Everything about Joseph Kiselewski totally explained
Sculptor Joseph Kiselewski, 1901-1986, was born in
Browerville,
Minnesota, graduating from the
Minneapolis School of
Art. Along with many other artists of the time, Kiselewski moved to New York City where he studied at the
National Academy of Design and at
BAID. From 1922 to 1926 he worked as an assistant to
Lee Lawrie. He won the Parisian Beaux Arts competition in 1925; received the Prix de Rome in 1926-1929, and was elected an Associate of the National Academy of Design,
New York City, in 1936, and an Academician in 1944. He received the J. Sanford Saltus Medal in 1970 for excellence in the art of medallic sculpture. He designed various medals for the US Air Force and the US Army (including those for good conduct) in his lifetime in addition to the American Defense Service Medal.
Four
sculptures by Joseph Kiselewski are in the public art collection of the
Bronx, in New York City. They include his involvement, in 1932, with several other
art deco era sculptors in the creation of Eight Statuary Groups, each 100" x 121" x 70", sculpted from Georgia pink marble, sited at the Bronx County Building, 161st Street & Grand Concourse. Kiselewski's three-feet high granite Frogs, are located at P.S. 18 and Patterson Houses, on Morris Avenue, between 145th and 146th Streets. His bronze Bust of
Sylvanus Thayer, 1966, is in the Hall of Fame for Great Americans, Bronx Community College/CUNY, on University Avenue and West 181st Street, as is his bronze Bust of
Oliver Wendell Holmes, Jr., 1970.
In 1977 and 1980, Joseph Kiselewski donated his papers, covering the period, 1923-1980, to the Archives of American Art,
Smithsonian Institution,
Washington, D.C. Included in the papers were biographical material; award and teaching certificates; files on sculpture commissions containing contracts, correspondence, financial records, sketches, printed material, notes and photographs; approximately three hundred photographs of the sculptor, his studio, and his work; 2 pencil drawings; and other items.
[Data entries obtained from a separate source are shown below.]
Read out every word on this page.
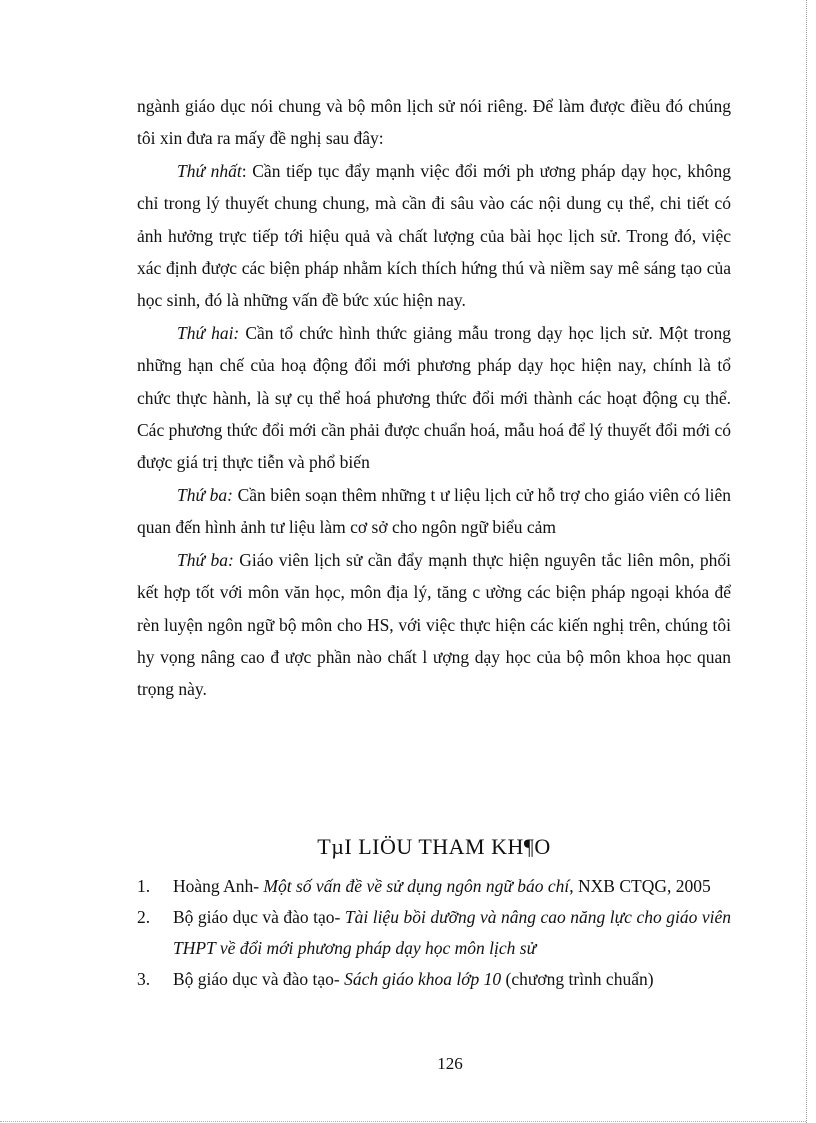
ngành giáo dục nói chung và bộ môn lịch sử nói riêng. Để làm được điều đó chúng tôi xin đưa ra mấy đề nghị sau đây:

Thứ nhất: Cần tiếp tục đẩy mạnh việc đổi mới ph ương pháp dạy học, không chỉ trong lý thuyết chung chung, mà cần đi sâu vào các nội dung cụ thể, chi tiết có ảnh hưởng trực tiếp tới hiệu quả và chất lượng của bài học lịch sử. Trong đó, việc xác định được các biện pháp nhằm kích thích hứng thú và niềm say mê sáng tạo của học sinh, đó là những vấn đề bức xúc hiện nay.

Thứ hai: Cần tổ chức hình thức giảng mẫu trong dạy học lịch sử. Một trong những hạn chế của hoạ động đổi mới phương pháp dạy học hiện nay, chính là tổ chức thực hành, là sự cụ thể hoá phương thức đổi mới thành các hoạt động cụ thể. Các phương thức đổi mới cần phải được chuẩn hoá, mẫu hoá để lý thuyết đổi mới có được giá trị thực tiễn và phổ biến

Thứ ba: Cần biên soạn thêm những t ư liệu lịch cử hỗ trợ cho giáo viên có liên quan đến hình ảnh tư liệu làm cơ sở cho ngôn ngữ biểu cảm

Thứ ba: Giáo viên lịch sử cần đẩy mạnh thực hiện nguyên tắc liên môn, phối kết hợp tốt với môn văn học, môn địa lý, tăng c ường các biện pháp ngoại khóa để rèn luyện ngôn ngữ bộ môn cho HS, với việc thực hiện các kiến nghị trên, chúng tôi hy vọng nâng cao đ ược phần nào chất l ượng dạy học của bộ môn khoa học quan trọng này.

TµI LIÖU THAM KH¶O
1.	Hoàng Anh- Một số vấn đề về sử dụng ngôn ngữ báo chí, NXB CTQG, 2005
2.	Bộ giáo dục và đào tạo- Tài liệu bồi dưỡng và nâng cao năng lực cho giáo viên THPT về đổi mới phương pháp dạy học môn lịch sử
3.	Bộ giáo dục và đào tạo- Sách giáo khoa lớp 10 (chương trình chuẩn)
126
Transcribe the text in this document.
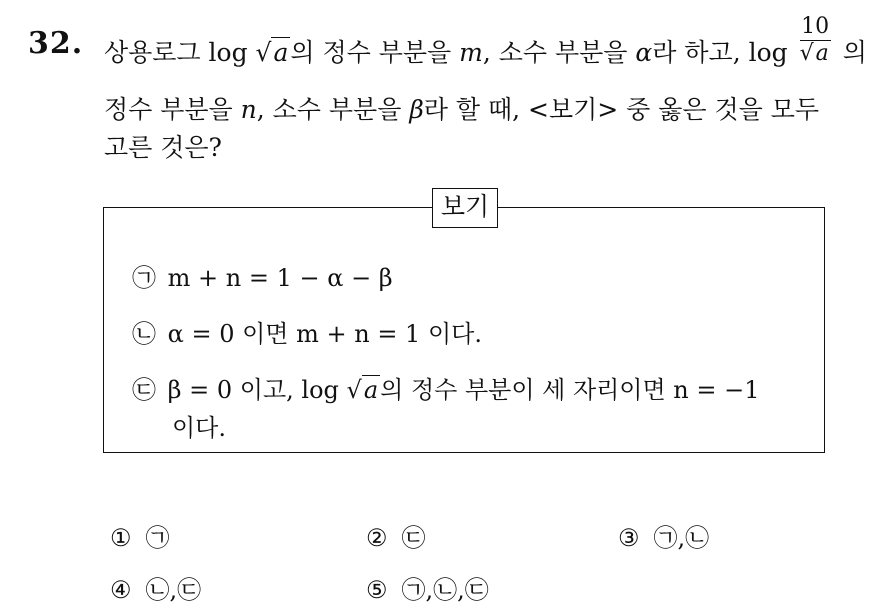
32. 상용로그 log √a의 정수 부분을 m, 소수 부분을 α라 하고, $\log \frac{10}{√a}$ 의
정수 부분을 n, 소수 부분을 β라 할 때, <보기> 중 옳은 것을 모두
고른 것은?
보기
㉠ m + n = 1 − α − β
㉡ α = 0 이면 m + n = 1 이다.
㉢ β = 0 이고, log √a의 정수 부분이 세 자리이면 n = −1
이다.
① ㉠	② ㉢	③ ㉠,㉡
④ ㉡,㉢	⑤ ㉠,㉡,㉢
George Gurney, a Washington, D.C. curator and art historian interviewed twenty-one sculptors in 1977-1978, one of which was Joseph Kiselewski, for an exhibition, "Sculpture and the Federal Triangle," held at the
National Museum of American Art, October 26, 1979 through January 6, 1980. While Gurney conducted most of the interviews on tape, there's only a questionnaire answered by Kiselewski, which is part of the Gurney material, also on file in the Archives of American Art, Smithsonian Institution, Washington, D.C.